19/08/2019
Especialistas expõem que sistema foi desorganizado com falta de incentivo do setor público e que levou ao fechamento de leitos e de hospitais
A extinção de leitos e hospitais causou um grande retrocesso na qualidade do atendimento de pacientes com transtorno mental e dependentes de álcool e drogas no Estado, segundo o diagnóstico feito por vários especialistas em audiência pública realizada pela Comissão de Saúde Pública da Assembleia Legislativa do Paraná (Alep) nesta segunda-feira (19).
A avaliação dos médicos indica que a desativação de hospitais e de serviços ambulatoriais, bem como a redução dos leitos disponíveis, preconizada num modelo que desencorajou a internação psiquiátrica, desorganizou as ações em saúde mental.
“É uma verdadeira loucura esta psiquiatria que fizeram aí”, afirmou o presidente da Associação Paranaense de Psiquiatria, Prof. Osmar Ratzke, que atua há 50 anos no setor e, neste período, testemunhou a criação e a desativação de diferentes serviços públicos em saúde mental no Paraná.
“A psiquiatria é atendimento ambulatorial. Um bom ambulatório resolve 90% dos casos. Internação vira exceção”, disse Ratzke. Ele afirmou que a mudança de paradigma começou em 1992, com o desmonte de hospitais e a redução de leitos. A mudança, que ele atribui a “questões ideológicas”, levou à “liquidação dos ambulatórios”.
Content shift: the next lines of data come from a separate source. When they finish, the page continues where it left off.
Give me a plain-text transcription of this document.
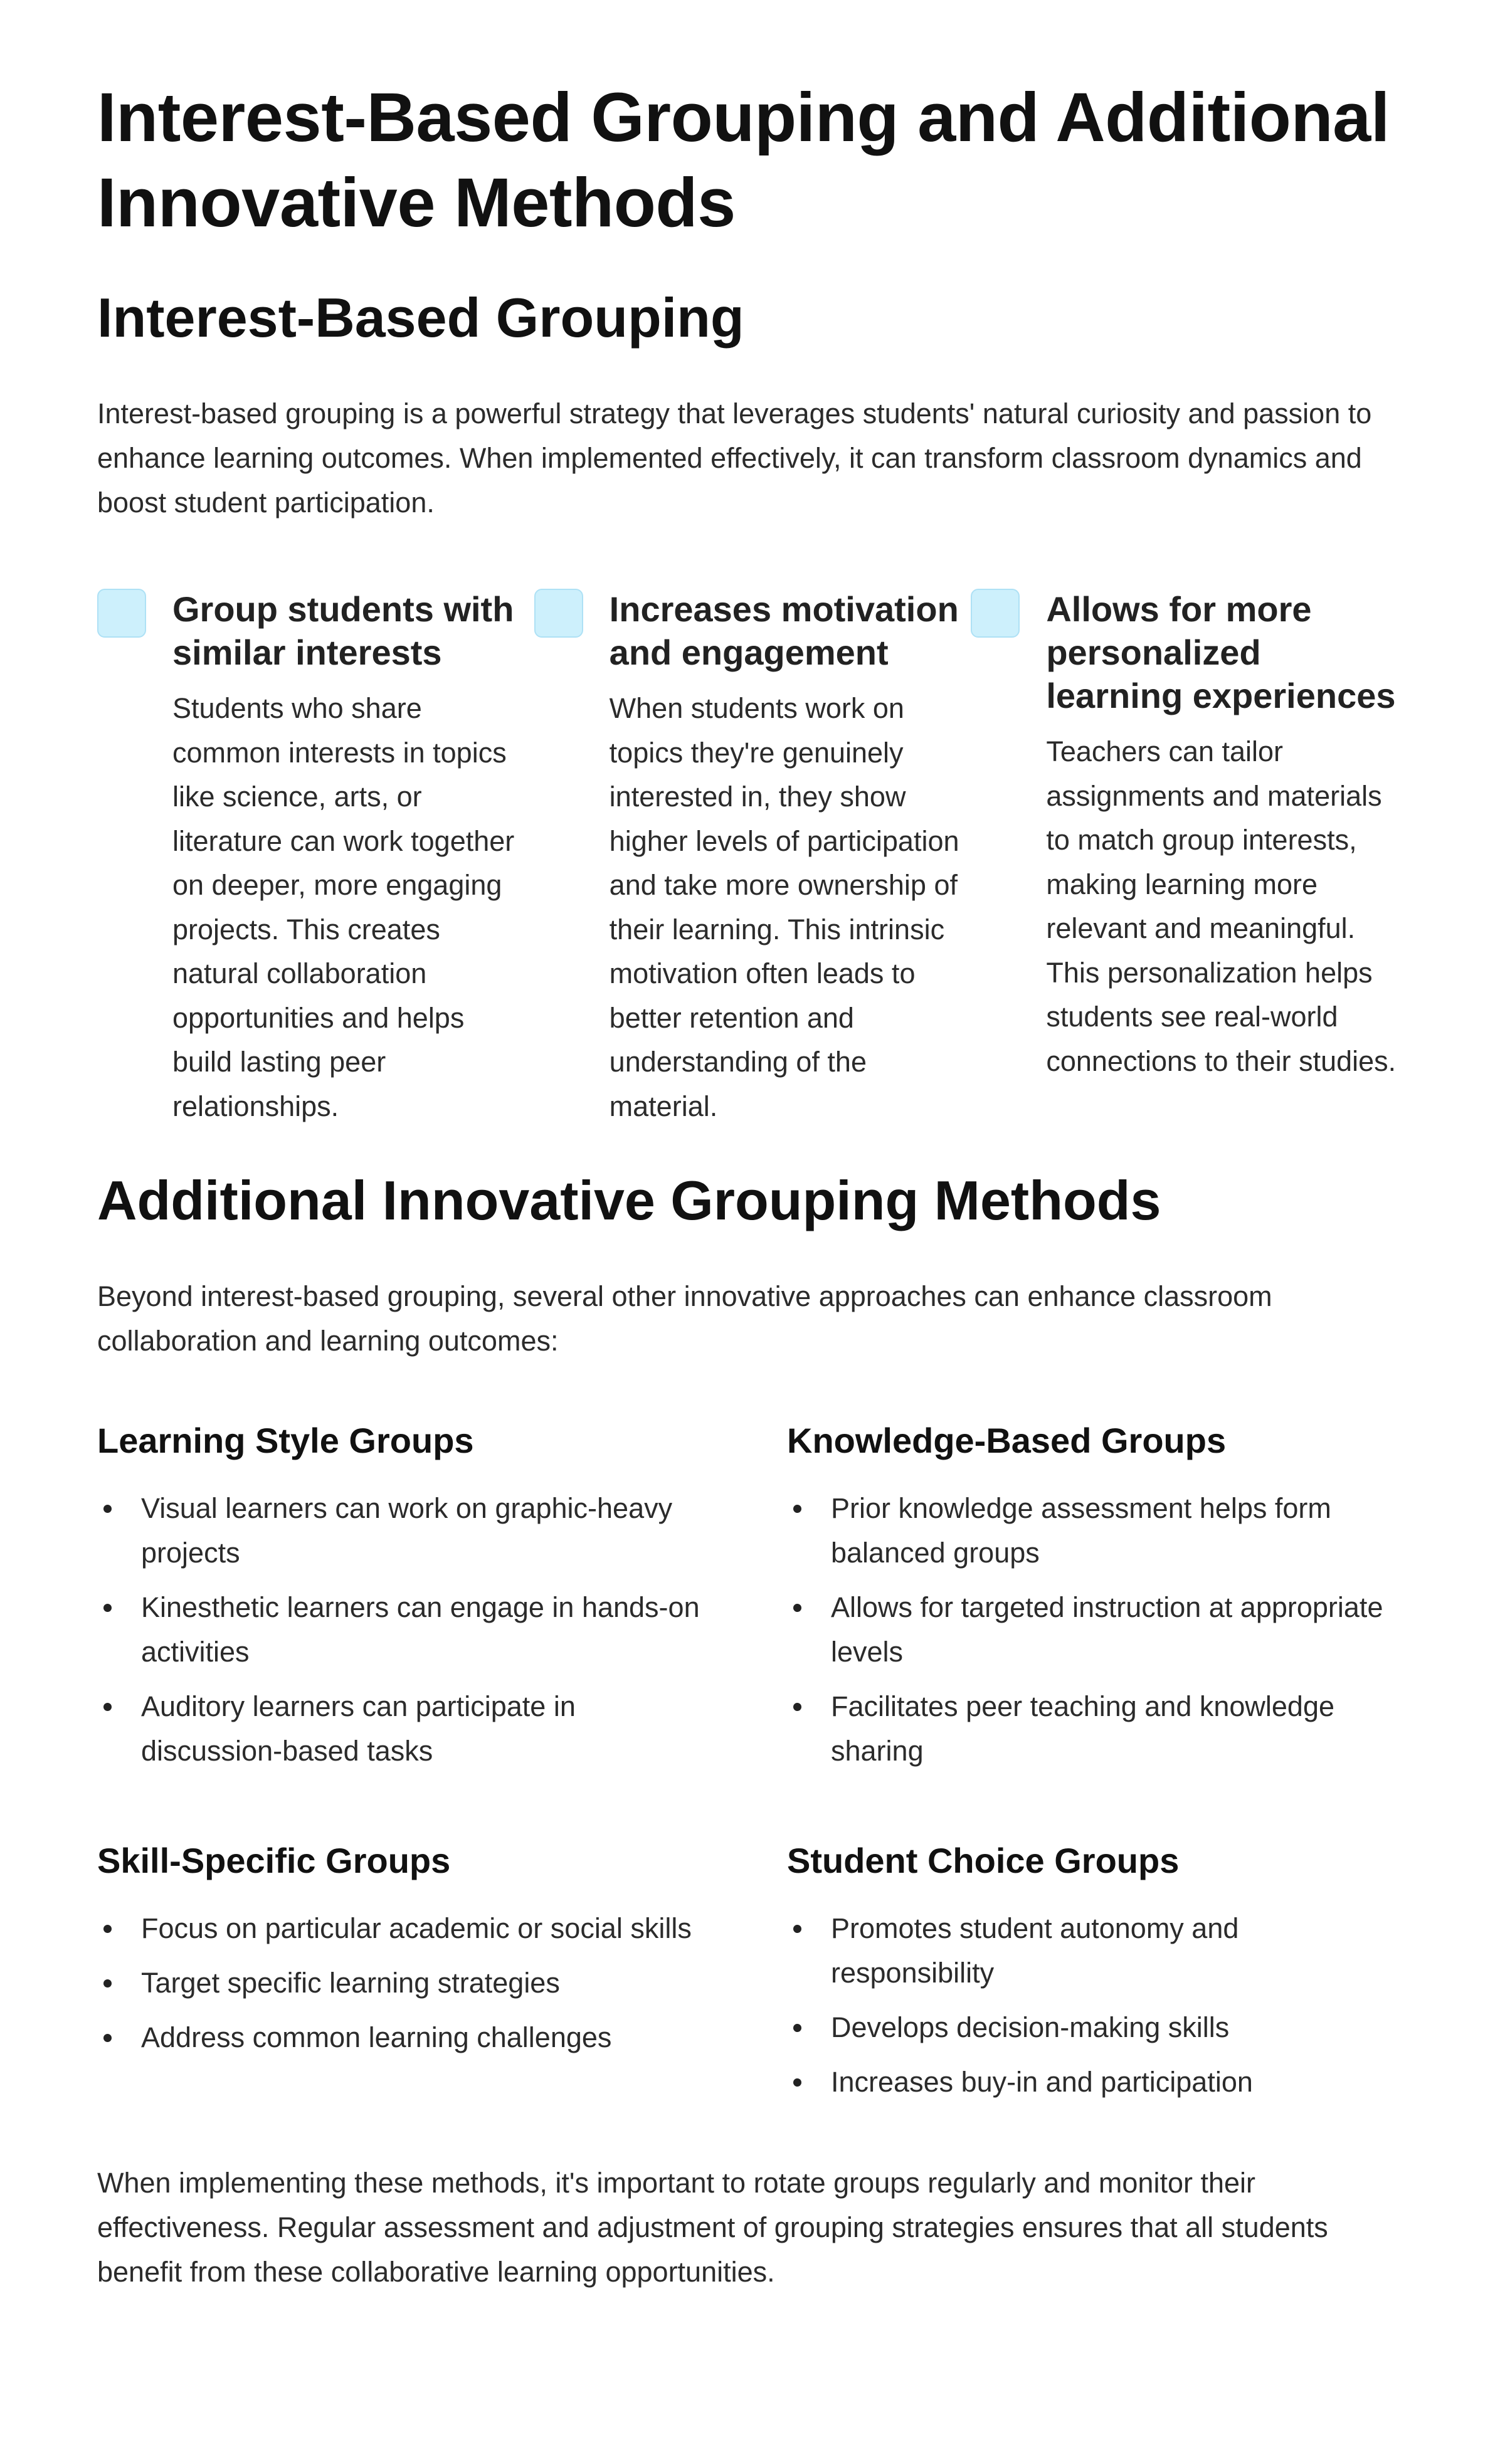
Interest-Based Grouping and Additional Innovative Methods
Interest-Based Grouping

Interest-based grouping is a powerful strategy that leverages students' natural curiosity and passion to enhance learning outcomes. When implemented effectively, it can transform classroom dynamics and boost student participation.

Group students with similar interests

Students who share common interests in topics like science, arts, or literature can work together on deeper, more engaging projects. This creates natural collaboration opportunities and helps build lasting peer relationships.

Increases motivation and engagement

When students work on topics they're genuinely interested in, they show higher levels of participation and take more ownership of their learning. This intrinsic motivation often leads to better retention and understanding of the material.

Allows for more personalized learning experiences

Teachers can tailor assignments and materials to match group interests, making learning more relevant and meaningful. This personalization helps students see real-world connections to their studies.

Additional Innovative Grouping Methods

Beyond interest-based grouping, several other innovative approaches can enhance classroom collaboration and learning outcomes:

Learning Style Groups
Visual learners can work on graphic-heavy projects
Kinesthetic learners can engage in hands-on activities
Auditory learners can participate in discussion-based tasks
Knowledge-Based Groups
Prior knowledge assessment helps form balanced groups
Allows for targeted instruction at appropriate levels
Facilitates peer teaching and knowledge sharing
Skill-Specific Groups
Focus on particular academic or social skills
Target specific learning strategies
Address common learning challenges
Student Choice Groups
Promotes student autonomy and responsibility
Develops decision-making skills
Increases buy-in and participation

When implementing these methods, it's important to rotate groups regularly and monitor their effectiveness. Regular assessment and adjustment of grouping strategies ensures that all students benefit from these collaborative learning opportunities.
Foram então criados os CAPS (Centros de Atendimento Psico-Social) para substituir hospitais e ambulatórios, a partir da lei federal 10.216/2001, “mas eles não funcionam como a gente gostaria que fosse”. Segundo o psiquiatra, os CAPS são muito mais caros que os antigos ambulatórios, o que reduz a viabilidade financeira do sistema.
De acordo com ele, nos últimos anos foram desativados 2.413 leitos de saúde mental no Paraná. Restam 1.906 leitos para 11 milhões de habitantes, proporção bem inferior à recomendada pela Organização Mundial de Saúde (OMS). O resultado, diz, foi o aumento do número de suicídios e da dependência química.
A “questão ideológica” a que se referiu Ratzke está associada às denúncias de especialistas de que os antigos hospitais psiquiátricos violavam os direitos dos pacientes, com maus tratos e procedimentos abusivos.
O Dr. Ricardo Sbalqueiro, médico do Hospital San Julian, de Piraquara, exibiu pesquisas internacionais correlacionando a redução do número de leitos – e de internações – com o aumento da população carcerária em vários países europeus e nos Estados Unidos. Nesse caso, reduzir os gastos com hospitais psiquiátricos também seria economicamente contraproducente, ao gerar aumento de despesas com presídios. No Brasil, a queda da oferta de leitos, afirmou Sbalqueiro, também está associada à elevação das taxas de suicídio. Nos países pesquisados (citou Itália, Alemanha, Inglaterra e Noruega), vem se ampliando o numero de presos com transtorno mental.
“É preciso estancar a sangria representada pelo fechamento de leitos”, disse por sua vez Charles London, diretor da Femipa (Federação das Associações das Santas Casas e Hospitais Filantrópicos do Paraná). Também se manifestaram os médicos Sivan Mauer, integrante da Câmara Técnica de Psiquiatria do Conselho Regional de Medicina do Paraná, e Paulo Fernando de Moraes Nicolau, diretor do Departamento de Psiquiatria da Fehospar (Federação dos Hospitais e Estabelecimentos de Serviços de Saúde no Estado do Paraná.
Vários dos participantes – incluindo o representante da Secretaria estadual da Saúde – mencionaram ainda que são insuficientes os recursos liberados pelo Ministério da Saúde.
Ao final da audiência, o deputado Arilson Chiorato (PT) disse ser essencial aprofundar o debate e enfatizou que os hospitais e representantes do setor podem contar com o apoio da Comissão de Saúde da Assembleia.
O deputado Michele Caputo (PSDB) lembrou que em seu período como secretário de Saúde (entre 2011 e 2018) o Ministério da Saúde determinou que o Estado só receberia recursos para implantar os CAPS se comprovasse a extinção de leitos psiquiátricos. Caputo defendeu a suplementação emergencial e o reajuste da tabela SUS para os leitos psiquiátricos, além da regularização de repasses para toda a rede hospitalar. O deputado propôs ainda a reativação, em caráter emergencial, do Grupo Técnico Saúde Mental/Psiquiatria de apoio à Comissão de Saúde da Assembleia.
O presidente da Comissão de Saúde, deputado Dr. Batista (PMN), anunciou ao final da audiência que o colegiado intensificará o debate sobre a saúde mental, buscando ainda a participação do Ministério da Saúde, do Ministério Público e representantes de todos os segmentos interessados.